As someone who saw a bunch of these bugs come in (and fixed a few), I'd say that Anthropic's associated writeup at https://www.anthropic.com/news/mozilla-firefox-security undersells it a bit. They list the primary benefits as:

    1. Accompanying minimal test cases
    2. Detailed proofs-of-concept
    3. Candidate patches
This is most similar to fuzzing, and in fact could be considered another variant of fuzzing, so I'll compare to that. Good fuzzing also provides minimal test cases. The Anthropic ones were not only minimal but well-commented with a description of what it was up to and why. The detailed descriptions of what it thought the bug was were useful even though they were the typical AI-generated descriptions that were 80% right and 20% totally off base but plausible-sounding. Normally I don't pay a lot of attention to a bug filer's speculations as to what is going wrong, since they rarely have the context to make a good guess, but Claude's were useful and served as a better starting point than my usual "run it under a debugger and trace out what's happening" approach. As usual with AI, you have to be skeptical and not get suckered in by things that sound right but aren't, but that's not hard when you have a reproducible test case provided and you yourself can compare Claude's explanations with reality.

The candidate patches were kind of nice. I suspect they were more useful for validating and improving the bug reports (and these were very nice bug reports). As in, if you're making a patch based on the description of what's going wrong, then that description can't be too far off base if the patch fixes the observed problem. They didn't attempt to be any wider in scope than they needed to be for the reported bug, so I ended up writing my own. But I'd rather them not guess what the "right" fix was; that's just another place to go wrong.

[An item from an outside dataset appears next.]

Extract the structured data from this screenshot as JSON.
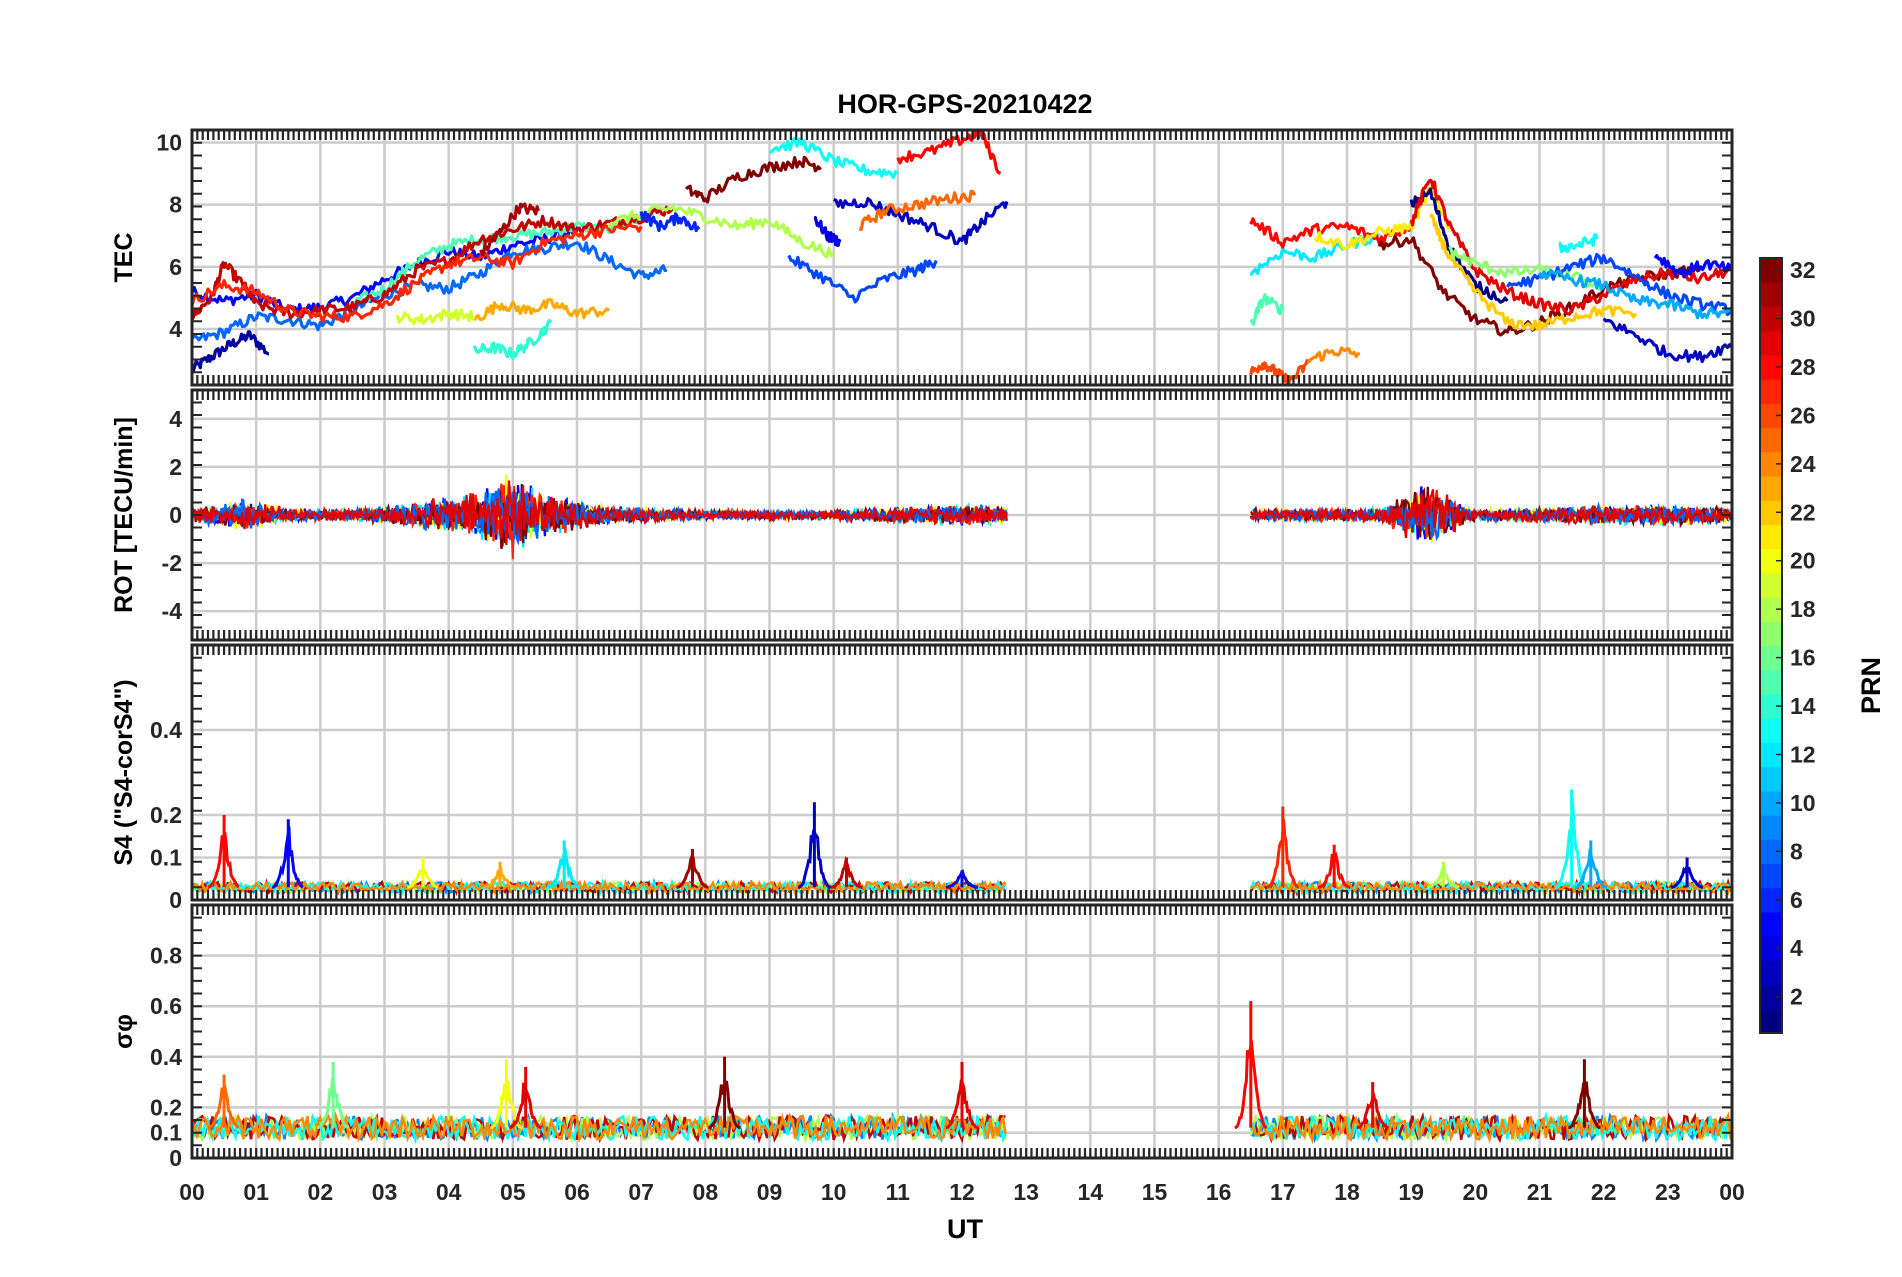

I think the "proofs-of-concept" were the attempts to use the test case to get as close to an actual exploit as possible? I think those would be more useful to an organization that is doubtful of the importance of bugs. Particularly in SpiderMonkey, we take any crash or assertion failure very seriously, and we're all pretty experienced in seeing how seemingly innocuous problems can be exploited in mind-numbingly complicated ways.

The Anthropic bug reports were excellent, better even than our usual internal and external fuzzing bugs and those are already very good. I don't have a good sense for how much juice is left to squeeze -- any new fuzzer or static analysis starts out finding a pile of new bugs, but most tail off pretty quickly. Also, I highly doubt that you could easily achieve this level of quality by asking Claude "hey, go find some security bugs in Firefox". You'd likely just get AI slop bugs out of that. Claude is a powerful tool, but the Anthropic team also knew how to wield it well. (They're not the only ones, mind.)